Unequired layers in the model
For the model I started with a copy of the model I made for solving Mnist. This turned out to be a mistake as it included pooling and drop-out. Both of these are not required in deep Q learning as it adds noise on top of the noise already in the environment. Removing these layers decreased complexity and increased accuracy. This reduced training time down from 1 hour to around 10 minutes.
Now training time was low enough I could increase the number of episodes (games played by the agent). With the current set-up I seemed to make some progress with around 1500 episodes but without increasing this to over 10000 it was very unlikely to get any descent results. For now I cannot try this due to limitations in hardware but will move to a machine with a GPU soon at which point I will hopefully be able to update this.
Stopping episode on life loss
I am not sure if this works but I have tried to stop each episode on life lost instead of game over (after 5 lives).
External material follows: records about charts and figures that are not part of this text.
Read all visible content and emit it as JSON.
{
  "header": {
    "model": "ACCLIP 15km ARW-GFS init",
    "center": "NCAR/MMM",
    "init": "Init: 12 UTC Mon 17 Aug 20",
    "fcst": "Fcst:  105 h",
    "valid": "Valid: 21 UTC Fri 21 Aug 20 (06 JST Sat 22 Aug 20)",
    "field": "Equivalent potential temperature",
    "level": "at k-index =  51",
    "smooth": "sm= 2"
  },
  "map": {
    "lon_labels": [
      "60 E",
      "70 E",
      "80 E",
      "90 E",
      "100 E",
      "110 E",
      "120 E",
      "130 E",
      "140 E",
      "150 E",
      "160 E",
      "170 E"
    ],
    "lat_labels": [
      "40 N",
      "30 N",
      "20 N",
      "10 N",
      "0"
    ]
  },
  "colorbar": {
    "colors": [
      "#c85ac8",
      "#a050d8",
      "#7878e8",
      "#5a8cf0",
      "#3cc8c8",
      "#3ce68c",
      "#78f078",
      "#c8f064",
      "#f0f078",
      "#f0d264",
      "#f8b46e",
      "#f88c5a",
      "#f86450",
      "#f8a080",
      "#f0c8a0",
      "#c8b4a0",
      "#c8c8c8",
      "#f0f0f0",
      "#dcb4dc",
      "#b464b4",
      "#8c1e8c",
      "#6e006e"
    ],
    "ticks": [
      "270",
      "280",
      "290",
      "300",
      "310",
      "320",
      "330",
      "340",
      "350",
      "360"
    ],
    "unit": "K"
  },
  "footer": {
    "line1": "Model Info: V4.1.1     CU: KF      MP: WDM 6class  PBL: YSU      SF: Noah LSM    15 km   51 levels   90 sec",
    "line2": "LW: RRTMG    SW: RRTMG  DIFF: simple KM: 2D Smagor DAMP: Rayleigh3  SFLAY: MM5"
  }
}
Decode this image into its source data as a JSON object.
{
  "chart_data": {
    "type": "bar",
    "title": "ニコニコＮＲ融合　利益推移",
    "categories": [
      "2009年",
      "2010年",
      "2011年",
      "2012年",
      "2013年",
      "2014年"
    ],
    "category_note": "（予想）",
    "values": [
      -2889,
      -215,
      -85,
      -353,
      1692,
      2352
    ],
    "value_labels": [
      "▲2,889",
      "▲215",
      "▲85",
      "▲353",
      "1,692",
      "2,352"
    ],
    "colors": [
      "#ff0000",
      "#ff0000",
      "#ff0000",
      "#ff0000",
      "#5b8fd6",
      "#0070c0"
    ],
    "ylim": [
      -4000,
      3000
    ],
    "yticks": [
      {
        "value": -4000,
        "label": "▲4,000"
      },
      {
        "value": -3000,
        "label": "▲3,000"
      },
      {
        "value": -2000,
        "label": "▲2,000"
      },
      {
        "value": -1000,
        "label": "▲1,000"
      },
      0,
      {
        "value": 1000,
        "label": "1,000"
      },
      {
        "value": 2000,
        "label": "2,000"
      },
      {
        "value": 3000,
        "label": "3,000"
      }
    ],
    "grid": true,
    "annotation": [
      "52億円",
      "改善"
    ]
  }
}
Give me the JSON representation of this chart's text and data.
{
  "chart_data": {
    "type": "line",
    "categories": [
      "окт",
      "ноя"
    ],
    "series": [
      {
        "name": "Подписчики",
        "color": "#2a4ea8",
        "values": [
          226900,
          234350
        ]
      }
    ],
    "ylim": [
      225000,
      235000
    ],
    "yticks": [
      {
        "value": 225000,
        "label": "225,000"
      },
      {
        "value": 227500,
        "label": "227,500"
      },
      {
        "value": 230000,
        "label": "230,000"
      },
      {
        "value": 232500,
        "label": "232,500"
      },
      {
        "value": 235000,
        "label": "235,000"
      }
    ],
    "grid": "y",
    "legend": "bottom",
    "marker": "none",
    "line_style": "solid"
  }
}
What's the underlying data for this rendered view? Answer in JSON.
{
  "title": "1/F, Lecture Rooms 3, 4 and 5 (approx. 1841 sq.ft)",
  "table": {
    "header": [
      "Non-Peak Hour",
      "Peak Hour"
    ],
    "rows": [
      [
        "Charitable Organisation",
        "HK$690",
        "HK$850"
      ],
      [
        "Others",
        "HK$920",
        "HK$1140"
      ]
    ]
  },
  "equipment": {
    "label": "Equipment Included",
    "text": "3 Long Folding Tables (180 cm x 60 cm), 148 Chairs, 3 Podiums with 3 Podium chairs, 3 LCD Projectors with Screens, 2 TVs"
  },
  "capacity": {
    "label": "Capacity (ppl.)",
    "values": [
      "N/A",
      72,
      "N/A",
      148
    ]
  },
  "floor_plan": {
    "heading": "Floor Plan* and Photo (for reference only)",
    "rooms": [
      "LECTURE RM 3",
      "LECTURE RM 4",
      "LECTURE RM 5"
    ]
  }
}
This in theory would mean losing a life would be of no benefit to the agent whereas if the game lasts for 5 lives then there way be some reward for letting the ball past the paddle. From what I have tried this just made the agent learn a specific move at a time before remaining still for all later moves. I think there may still be some work to improve this.
Still to work out
During training what would often happen is the agent would learn if it only went right or only went left it would score between 4 and 11 points. This sometimes would get it stuck in a local minimum. I have tried clipping the rewards (which generally did help) and introduced stopping on life loss but am yet to truly solve this. I hope an increase of replay memory will be the solution but I will have to return in the future to try this.
From the time of writing i have managed to get my agent to learn to hit the ball to score around 30 points when trained with 5 lives and 9 points when trained with 1 life. I feel the hardware I have is one of my big limiting factors as for instance the replay memory size is limited to 40000 as I only have 16GB of RAM. In addition to this until I have my desktop back I can only train on my CPU. I have definitely made progress but there is more work to be done.